Fox Business host John Stossel on Sunday asserted that most government was unnecessary because companies like Walmart would spontaneously provide assistance to disaster victims "in many more ways" than the Federal Emergency Management Agency (FEMA) could.
February 8, 2015

Fox Business host John Stossel on Sunday asserted that most government was unnecessary because companies like Walmart would spontaneously provide assistance to disaster victims "in many more ways" than the Federal Emergency Management Agency (FEMA) could.

"Ever feel like government makes too many plans that come to naught?" Fox News host Tucker Carlson told Stossel during a segment on Fox & Friends. "It's kind of a bold idea. You're saying that not every human activity needs to be planned from above. Some things spontaneously work themselves out pretty well."

According to Stossel, Americans would be better off with less government and more "spontaneous order," a term coined by economist Friedrich Hayek which states that order will naturally emerge from chaos.

"If you hadn't seen a skating rink, you would say, 'No, you need skating police, people go in this direction,'" Stossel observed. "Think of how much of life is spontaneous... Jazz, there's no direction. So much of life is spontaneous, but our instinct is to say, 'Government, give us a plan.'"

The Fox Business host said that one example of government over-planning was natural disasters.

"After Katrina, Walmart and private charities helped people in many more ways than FEMA did," Stossel opined. "Because FEMA is incompetent because government tends to be. But also Walmart everyday needs to know what people need, and they were ready. They had more weather forecasters than some of the local governments do."

"You're challenging the very idea of Washington, D.C.," Carlson pointed out. "Good for you."

"Well, we need some government," Stossel admitted. "But not much."

The Week's Damon Linker argued last year that "spontaneous order" was the "silliest and most harmful of all" libertarian ideas.

Linker said that the United States had conducted two experiments in "spontaneous order" in recent years by overthrowing governments in Iraq and Libya.

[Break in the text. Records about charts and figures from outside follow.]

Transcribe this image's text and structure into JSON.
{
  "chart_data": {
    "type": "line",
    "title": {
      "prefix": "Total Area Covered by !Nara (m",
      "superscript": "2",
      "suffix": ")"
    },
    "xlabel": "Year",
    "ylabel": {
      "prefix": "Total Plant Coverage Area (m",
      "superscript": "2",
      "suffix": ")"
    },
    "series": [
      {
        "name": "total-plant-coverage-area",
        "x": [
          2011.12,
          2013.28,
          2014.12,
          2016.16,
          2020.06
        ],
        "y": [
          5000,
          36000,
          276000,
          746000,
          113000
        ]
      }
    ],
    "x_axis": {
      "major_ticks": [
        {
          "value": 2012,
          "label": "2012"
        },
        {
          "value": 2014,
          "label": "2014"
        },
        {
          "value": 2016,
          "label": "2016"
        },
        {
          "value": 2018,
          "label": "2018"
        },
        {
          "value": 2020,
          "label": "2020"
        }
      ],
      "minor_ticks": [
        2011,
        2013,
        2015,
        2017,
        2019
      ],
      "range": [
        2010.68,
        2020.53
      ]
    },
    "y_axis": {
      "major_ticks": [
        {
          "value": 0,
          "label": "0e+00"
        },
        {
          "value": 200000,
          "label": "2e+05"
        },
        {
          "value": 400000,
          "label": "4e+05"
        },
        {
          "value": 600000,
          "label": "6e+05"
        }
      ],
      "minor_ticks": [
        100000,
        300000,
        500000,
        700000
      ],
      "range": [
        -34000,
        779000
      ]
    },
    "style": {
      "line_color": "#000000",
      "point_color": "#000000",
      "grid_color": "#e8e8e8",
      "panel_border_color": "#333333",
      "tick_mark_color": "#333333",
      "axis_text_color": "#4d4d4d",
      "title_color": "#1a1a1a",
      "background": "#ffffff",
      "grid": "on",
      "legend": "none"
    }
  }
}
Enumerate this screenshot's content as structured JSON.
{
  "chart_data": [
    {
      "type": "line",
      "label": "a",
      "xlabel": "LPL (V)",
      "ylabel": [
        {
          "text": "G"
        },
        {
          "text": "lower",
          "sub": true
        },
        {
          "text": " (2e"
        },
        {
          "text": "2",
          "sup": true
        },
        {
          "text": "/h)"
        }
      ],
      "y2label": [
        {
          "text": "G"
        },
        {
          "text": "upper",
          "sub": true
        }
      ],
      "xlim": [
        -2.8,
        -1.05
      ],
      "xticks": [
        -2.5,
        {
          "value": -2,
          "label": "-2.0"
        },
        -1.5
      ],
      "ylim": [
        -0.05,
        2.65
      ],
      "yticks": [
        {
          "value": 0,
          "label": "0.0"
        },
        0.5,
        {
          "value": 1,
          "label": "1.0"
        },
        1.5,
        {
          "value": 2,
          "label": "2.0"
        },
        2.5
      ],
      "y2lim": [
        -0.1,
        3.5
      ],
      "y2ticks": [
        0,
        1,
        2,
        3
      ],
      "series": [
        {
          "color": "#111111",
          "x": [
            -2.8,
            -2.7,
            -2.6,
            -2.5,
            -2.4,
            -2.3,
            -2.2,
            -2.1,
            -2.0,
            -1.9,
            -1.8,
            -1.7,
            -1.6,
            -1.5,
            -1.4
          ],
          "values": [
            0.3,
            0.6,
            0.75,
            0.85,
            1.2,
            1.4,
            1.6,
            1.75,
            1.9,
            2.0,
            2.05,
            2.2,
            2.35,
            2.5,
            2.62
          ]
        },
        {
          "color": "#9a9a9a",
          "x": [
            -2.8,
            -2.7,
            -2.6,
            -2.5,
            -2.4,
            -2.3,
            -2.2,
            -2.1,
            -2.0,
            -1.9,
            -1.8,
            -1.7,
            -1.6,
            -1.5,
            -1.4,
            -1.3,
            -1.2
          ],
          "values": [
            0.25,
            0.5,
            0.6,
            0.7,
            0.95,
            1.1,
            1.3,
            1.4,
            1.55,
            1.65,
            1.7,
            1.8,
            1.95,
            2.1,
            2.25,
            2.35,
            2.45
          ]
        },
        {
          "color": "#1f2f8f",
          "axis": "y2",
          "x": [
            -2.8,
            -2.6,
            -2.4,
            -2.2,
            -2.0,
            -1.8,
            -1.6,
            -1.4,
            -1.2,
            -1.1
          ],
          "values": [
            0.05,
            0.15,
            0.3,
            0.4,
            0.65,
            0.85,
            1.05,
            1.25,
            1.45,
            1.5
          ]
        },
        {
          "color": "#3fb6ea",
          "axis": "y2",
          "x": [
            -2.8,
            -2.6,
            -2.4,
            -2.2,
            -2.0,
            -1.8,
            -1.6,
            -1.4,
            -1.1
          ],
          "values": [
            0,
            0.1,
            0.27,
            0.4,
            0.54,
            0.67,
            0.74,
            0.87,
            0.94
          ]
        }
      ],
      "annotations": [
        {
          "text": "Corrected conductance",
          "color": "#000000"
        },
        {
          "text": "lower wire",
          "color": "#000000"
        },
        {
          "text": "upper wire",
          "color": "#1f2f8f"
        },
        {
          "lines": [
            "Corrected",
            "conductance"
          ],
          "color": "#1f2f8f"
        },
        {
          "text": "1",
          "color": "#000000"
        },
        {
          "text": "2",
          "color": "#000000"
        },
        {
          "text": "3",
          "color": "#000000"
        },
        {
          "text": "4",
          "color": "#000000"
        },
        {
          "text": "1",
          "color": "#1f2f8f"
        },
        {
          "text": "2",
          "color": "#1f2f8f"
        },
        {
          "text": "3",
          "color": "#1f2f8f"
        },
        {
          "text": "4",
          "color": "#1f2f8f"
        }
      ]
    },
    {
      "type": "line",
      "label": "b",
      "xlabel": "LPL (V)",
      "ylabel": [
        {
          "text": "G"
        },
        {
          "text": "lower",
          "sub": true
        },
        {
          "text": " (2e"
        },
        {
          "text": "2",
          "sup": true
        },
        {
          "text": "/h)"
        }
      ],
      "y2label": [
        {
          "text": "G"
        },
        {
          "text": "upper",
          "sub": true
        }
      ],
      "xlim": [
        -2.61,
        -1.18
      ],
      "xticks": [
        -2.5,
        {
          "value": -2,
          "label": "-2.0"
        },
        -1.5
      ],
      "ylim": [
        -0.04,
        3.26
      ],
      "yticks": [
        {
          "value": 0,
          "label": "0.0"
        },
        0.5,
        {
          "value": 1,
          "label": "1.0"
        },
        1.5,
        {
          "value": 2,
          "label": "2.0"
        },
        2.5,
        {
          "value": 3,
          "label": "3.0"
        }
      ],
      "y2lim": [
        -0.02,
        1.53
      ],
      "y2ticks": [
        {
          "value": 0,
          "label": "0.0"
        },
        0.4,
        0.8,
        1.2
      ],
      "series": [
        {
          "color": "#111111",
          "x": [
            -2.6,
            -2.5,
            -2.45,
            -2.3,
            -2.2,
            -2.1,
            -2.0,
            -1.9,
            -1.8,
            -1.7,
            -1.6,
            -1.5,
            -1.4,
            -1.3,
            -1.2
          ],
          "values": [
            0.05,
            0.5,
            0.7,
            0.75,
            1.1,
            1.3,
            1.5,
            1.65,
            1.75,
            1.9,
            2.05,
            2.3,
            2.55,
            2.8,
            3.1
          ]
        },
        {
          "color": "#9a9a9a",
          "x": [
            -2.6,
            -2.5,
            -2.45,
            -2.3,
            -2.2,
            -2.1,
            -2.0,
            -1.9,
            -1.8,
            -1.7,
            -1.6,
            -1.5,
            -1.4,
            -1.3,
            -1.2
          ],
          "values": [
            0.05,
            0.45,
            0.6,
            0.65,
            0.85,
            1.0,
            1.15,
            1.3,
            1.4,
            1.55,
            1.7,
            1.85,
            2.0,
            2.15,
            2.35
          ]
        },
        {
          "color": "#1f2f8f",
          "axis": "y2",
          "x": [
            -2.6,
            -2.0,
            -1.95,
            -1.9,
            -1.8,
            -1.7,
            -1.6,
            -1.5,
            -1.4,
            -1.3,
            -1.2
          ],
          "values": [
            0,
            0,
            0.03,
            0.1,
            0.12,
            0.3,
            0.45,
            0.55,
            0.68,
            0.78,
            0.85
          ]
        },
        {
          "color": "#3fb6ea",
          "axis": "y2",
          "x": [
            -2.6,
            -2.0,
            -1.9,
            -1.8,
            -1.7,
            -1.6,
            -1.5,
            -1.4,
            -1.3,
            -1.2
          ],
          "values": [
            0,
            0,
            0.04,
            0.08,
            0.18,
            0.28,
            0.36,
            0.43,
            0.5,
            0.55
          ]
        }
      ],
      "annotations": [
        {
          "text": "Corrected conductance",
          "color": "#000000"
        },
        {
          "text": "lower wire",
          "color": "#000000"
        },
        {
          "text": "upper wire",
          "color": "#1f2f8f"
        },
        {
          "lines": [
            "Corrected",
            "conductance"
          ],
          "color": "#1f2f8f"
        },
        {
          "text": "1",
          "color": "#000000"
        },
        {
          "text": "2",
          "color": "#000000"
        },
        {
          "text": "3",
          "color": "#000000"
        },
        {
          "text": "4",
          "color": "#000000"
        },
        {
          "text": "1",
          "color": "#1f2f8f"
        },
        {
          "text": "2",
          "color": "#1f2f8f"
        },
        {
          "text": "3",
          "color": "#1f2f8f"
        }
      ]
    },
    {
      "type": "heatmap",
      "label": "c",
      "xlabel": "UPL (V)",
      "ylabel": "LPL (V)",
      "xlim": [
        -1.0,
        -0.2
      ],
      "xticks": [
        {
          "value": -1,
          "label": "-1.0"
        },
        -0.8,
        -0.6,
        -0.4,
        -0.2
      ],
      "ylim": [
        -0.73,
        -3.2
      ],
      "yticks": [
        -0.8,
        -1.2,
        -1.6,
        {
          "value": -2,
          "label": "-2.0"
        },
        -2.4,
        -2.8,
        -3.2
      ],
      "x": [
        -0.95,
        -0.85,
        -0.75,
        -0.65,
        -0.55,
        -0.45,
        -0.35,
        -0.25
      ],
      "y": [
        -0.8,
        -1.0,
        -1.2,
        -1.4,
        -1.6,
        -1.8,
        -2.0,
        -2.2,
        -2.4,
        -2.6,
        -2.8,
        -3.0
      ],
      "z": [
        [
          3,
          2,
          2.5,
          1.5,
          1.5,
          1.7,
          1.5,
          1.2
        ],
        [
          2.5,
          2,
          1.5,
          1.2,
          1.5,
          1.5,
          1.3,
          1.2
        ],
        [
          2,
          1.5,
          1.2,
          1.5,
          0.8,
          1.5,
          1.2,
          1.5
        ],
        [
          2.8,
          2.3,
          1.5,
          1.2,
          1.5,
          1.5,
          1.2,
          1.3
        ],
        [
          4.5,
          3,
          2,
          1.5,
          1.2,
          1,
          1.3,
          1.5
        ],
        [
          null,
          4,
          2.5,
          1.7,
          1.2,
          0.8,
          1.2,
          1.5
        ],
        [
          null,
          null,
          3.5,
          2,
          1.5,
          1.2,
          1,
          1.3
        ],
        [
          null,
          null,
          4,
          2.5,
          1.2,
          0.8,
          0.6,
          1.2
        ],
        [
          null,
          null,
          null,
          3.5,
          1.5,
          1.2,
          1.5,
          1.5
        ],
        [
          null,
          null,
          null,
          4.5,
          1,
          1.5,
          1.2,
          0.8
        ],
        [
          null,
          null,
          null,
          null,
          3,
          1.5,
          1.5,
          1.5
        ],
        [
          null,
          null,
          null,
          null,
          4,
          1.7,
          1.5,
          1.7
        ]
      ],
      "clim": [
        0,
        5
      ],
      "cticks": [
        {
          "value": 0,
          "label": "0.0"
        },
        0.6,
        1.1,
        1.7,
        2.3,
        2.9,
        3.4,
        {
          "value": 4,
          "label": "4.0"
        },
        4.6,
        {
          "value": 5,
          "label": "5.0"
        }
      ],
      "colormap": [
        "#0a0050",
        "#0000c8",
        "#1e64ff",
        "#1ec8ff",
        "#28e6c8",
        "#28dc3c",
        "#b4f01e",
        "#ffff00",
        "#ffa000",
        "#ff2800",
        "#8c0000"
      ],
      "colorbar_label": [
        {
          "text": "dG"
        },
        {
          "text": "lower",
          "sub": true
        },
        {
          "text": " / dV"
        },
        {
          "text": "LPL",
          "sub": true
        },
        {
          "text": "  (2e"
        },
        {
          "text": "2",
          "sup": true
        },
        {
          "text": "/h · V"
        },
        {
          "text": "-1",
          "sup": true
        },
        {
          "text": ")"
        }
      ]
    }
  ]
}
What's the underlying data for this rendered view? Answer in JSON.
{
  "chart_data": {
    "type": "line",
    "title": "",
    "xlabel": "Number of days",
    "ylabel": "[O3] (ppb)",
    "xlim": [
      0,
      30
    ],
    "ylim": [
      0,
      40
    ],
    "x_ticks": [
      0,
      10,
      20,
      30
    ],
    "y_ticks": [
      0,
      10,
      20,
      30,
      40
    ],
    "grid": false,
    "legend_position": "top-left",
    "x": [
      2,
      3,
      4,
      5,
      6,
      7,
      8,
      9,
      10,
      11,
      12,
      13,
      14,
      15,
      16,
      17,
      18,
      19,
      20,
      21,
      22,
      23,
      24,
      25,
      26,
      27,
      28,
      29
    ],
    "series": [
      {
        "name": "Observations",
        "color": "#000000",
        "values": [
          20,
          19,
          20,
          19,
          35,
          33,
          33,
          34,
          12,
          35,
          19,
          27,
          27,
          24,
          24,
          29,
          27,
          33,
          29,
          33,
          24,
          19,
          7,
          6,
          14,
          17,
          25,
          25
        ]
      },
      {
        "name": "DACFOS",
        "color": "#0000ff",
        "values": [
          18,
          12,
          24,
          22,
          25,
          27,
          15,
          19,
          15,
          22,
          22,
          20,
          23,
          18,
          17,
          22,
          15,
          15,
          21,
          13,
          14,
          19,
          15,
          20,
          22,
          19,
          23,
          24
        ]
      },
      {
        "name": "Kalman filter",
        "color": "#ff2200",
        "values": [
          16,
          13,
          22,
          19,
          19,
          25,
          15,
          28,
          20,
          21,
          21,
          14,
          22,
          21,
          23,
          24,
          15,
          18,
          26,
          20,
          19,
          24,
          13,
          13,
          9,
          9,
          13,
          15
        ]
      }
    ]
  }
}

"In both cases, spontaneity brought the opposite of order. It produced anarchy and civil war, mass death and human suffering," he wrote. "Order doesn't just happen, and it isn't the product of individual freedom."

"The libertarian prophets of 'spontaneous order' get things exactly backward, sometimes with catastrophic real-world consequences. Which is why it's a particularly bad idea," Linker concluded.

As for Walmart, the company was praised for its response to Hurricane Katrina, but experts pointed out that FEMA had many more responsibilities.

"FEMA has to prioritize search and rescue, and moving equipment, moving people, moving medical supplies," ABC News homeland security expert observed in 2005. "Wal-Mart just has to deliver supplies."